Ходим-бродим по Саду Скромного Администратора, краем уха воспринимая информашку Джона, нашего провожатого, хотя главное тут ясно без всякой информашки, ежели душа благодарно настроена на восприятие великолепия Природы и волшебство рук человеческих. Ясно, что Сад был поначалу местом бытовой житухи этого самого администратора, семьи его, вероятно, любовниц и многочисленной челяди. Павильоны, флигельки, многочисленные беседки и рабочие постройки - они тоже воспринимаются как произведения искусства надолго приковывают к себе взгляд, зовут вникнуть в то, что и не назовешь иначе, чем поэтикой дверей и окон, крыш и карнизов, крылечек, полов, потолков и стен, водостоков, оградок, помостиков и домашней утвари; орнаментов и драпировок, - зовут вникнуть в многовековой любовный, в брачный союз всех этих неброских, но благородных красот с миром озерных вод, тверди каменной, грустной листвы осенней, самых разных деревьев, кустарников, цветов и трав. Не было в постоянстве Сада, разбитом... - нет, глагол разбить вдруг мне разонравился.. - не было в пространстве его, собранном на площади в пятьдест с лишним тысяч квадратных метров, не было ни в одном его уголков пустоты - понятия, много для китайцев значащего в философии даосизма - но при этом не было нигде и ни в чем переизбытка, чрезмерности, то есть, того завала красивости, которым грешат сады с дворцами Версаля, интерьеры замка бывшего властителя Баварии или участки российских скромных администраторов. В тот самый миг, когда сетчатка глаза моего до предела насыщалась любованием очередным, неповторимым, непохожим на все прочие, уголком сада, живописным видом на озеро, нежно заключенным в нише стены, увитой золотцем плюща, или прикованностью к изящной старинной мебелишке в спальных покоях супруги скромного администратора - в тот же самый миг непредвиденно открывалась глазу, смещенному всего лишь на десятую долю градуса, открывалась иная какая-нибудь прелестная новизна, снимающая усталость зрения и предупреждающая, так сказать, переедание тем, от чего, казалось бы, невозможно глазу оторваться... Поскольку, несмотря на обычное в Китае многолюдье, в Саду царственно властвует живая тишина, ходишь-бродишь, постанывая про себя: О, Господи, вот красота... вот красотища... вот красота...

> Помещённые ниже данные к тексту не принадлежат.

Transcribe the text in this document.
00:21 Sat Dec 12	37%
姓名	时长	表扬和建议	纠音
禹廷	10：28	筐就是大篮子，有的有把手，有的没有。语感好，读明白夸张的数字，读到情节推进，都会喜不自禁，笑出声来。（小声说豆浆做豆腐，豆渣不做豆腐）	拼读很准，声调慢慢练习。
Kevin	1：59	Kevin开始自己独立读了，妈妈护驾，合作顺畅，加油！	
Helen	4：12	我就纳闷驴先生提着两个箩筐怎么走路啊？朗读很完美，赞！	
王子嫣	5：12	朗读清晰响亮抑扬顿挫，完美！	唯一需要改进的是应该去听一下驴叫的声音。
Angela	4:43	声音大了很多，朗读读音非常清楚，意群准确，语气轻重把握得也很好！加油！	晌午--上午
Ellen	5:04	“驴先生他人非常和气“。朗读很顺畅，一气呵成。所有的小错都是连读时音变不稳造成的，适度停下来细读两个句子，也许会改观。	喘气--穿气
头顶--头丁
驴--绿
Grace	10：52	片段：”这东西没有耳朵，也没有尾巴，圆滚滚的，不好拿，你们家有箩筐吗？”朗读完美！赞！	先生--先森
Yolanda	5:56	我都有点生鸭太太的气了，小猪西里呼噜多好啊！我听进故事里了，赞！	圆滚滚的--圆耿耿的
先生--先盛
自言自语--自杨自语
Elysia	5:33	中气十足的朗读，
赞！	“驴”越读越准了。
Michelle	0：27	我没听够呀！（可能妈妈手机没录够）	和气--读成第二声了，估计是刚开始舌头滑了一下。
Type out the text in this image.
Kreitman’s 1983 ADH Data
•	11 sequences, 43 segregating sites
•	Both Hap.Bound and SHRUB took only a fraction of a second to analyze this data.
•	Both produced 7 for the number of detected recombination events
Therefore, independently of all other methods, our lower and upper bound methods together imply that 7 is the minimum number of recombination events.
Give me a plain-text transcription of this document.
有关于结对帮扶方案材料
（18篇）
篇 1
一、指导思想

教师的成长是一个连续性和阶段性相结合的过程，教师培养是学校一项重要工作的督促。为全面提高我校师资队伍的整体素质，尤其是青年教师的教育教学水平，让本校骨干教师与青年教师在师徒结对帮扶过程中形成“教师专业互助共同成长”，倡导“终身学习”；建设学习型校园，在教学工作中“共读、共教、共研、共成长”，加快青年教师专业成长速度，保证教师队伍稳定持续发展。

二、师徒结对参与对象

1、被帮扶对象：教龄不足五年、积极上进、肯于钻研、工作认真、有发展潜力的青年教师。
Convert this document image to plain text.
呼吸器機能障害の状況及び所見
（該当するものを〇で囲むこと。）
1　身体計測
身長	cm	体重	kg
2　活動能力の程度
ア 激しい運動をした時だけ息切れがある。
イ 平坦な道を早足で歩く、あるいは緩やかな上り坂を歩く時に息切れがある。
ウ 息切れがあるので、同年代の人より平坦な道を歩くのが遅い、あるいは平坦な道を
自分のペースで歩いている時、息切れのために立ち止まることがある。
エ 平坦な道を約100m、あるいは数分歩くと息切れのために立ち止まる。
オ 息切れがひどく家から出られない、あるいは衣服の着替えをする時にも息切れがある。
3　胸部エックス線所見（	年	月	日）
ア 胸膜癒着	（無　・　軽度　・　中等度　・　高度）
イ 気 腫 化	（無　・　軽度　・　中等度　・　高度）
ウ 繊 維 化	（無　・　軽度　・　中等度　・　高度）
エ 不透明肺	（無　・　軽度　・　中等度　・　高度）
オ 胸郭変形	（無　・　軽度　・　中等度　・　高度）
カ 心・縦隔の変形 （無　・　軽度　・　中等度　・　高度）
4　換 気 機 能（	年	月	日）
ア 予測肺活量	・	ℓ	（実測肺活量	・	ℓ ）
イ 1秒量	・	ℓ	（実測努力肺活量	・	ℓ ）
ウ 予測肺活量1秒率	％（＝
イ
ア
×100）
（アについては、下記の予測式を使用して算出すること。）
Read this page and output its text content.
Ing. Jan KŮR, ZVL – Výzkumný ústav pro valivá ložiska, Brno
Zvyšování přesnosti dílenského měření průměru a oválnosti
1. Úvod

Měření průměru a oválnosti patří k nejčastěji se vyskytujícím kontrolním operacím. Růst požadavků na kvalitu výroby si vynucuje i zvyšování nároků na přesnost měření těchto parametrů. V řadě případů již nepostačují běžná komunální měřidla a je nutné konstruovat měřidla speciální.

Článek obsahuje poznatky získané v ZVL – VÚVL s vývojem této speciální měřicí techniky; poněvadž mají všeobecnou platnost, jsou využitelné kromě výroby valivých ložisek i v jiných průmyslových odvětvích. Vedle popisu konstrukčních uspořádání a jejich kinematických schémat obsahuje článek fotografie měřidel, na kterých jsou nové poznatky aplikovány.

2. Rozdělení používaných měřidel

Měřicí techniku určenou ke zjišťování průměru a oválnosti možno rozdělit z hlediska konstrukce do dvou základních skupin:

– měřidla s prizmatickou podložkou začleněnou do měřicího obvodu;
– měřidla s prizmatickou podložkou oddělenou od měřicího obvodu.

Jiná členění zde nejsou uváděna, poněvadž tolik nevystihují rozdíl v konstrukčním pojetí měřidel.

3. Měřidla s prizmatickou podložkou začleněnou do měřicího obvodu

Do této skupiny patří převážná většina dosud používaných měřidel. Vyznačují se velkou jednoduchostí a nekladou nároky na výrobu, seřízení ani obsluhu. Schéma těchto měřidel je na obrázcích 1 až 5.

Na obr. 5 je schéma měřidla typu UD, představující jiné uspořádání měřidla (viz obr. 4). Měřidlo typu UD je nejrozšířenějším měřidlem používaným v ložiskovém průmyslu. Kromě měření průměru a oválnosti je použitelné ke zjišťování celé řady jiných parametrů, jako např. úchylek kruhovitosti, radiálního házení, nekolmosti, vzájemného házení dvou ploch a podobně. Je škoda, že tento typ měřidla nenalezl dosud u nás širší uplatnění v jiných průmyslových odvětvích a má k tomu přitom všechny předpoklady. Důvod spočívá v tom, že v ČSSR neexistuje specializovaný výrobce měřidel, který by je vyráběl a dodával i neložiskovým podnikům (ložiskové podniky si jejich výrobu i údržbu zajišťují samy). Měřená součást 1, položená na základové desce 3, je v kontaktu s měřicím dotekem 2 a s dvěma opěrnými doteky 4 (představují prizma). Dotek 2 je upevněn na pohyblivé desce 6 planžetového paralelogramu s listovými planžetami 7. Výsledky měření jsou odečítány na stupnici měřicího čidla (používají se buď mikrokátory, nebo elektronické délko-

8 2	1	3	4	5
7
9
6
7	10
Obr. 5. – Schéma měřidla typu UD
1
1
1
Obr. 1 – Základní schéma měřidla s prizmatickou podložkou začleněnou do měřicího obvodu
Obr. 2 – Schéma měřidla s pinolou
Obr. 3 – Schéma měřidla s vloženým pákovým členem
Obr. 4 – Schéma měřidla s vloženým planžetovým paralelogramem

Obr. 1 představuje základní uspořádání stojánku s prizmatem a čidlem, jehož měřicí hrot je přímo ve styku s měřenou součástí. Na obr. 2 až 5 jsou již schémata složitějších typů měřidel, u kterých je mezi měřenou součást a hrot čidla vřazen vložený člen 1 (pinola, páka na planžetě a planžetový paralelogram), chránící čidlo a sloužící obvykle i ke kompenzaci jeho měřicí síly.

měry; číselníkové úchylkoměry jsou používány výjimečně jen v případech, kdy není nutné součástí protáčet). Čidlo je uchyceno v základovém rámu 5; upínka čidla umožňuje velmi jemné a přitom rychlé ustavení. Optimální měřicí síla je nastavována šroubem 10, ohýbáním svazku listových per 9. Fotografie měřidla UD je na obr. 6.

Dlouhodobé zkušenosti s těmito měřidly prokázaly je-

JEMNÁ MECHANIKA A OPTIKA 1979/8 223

Пусть простит меня любимый мой Федор Михайлович Достоевский, но я вовсе не уверен, что красота спасет мир, а вместе с ним и потомков наших. Не уверен. В чарующем, в знаменитом проницательном обещании великого писателя даже приблизительно не внятен лично мне образ спасения мира Красотой. Если речь идет о Красоте Спасителя в момент второго Его Пришествия, то в это я всей душой своей верю, если речь идет о своевременном вмешательстве Создателя в течение безобразной нашей истории - молю Его вмешаться как можно поскорей, но если... Ведь Красота-спасительница выглядит в прорицании гениального писателя предельно таинственным и, что еще огорчительней, совершенно абстрактным понятием и категорией европейской эстетики, хотя у каждого из нас имеется прозапас собственное, субъективное понимание идеальных образцов Прекрасного. Можно, конечно, спорить, что красивее: физиономия Майкла Джексона и косорылая ухмылка Боба Хоупа или морды вашей кошки и моей собаки; церквушка на Нели и вот этот Сад или часы от Картье и Роллс-Ройс и так далее. Тайна Красоты, слава Мудрым Предусмотрениям Создателя, остается неразгаданной, а то ее так испохабила бы всякая сволочь, как испохабила она и извратила - в угоду нагребанию бабок и дешевому безвкусию толп - печатное слово, живопись и музыку нынешнего века. Простите, занесло меня тут в критиканство. В общем, стоит ли говорить о Помыслах Красоты в будущем времени, когда достаточно того, что, если что-то или кто-то действительно спасает мир на протяжении короткого отрезка его истории, причем спасает не от природных катаклизмов, а от варварских преступлений людского племени (кабы не оно, то в спасении мира не было бы никакой надобности), если что-то все еще преображает самого человека, помогая всему человечеству с трудом, и в общем-то не понятно как, балансировать на грани между звероподобием и достойным благообразием, то делает это ежеминутно именно КРАСОТА. Делает она это с Божьей, не забудем, помощью, и сегодня замечательнейшим образом титанически справляясь с массой спасительных задач, а не оставляя выполнение оных на последние денечки перед концом Света, - не так ли?...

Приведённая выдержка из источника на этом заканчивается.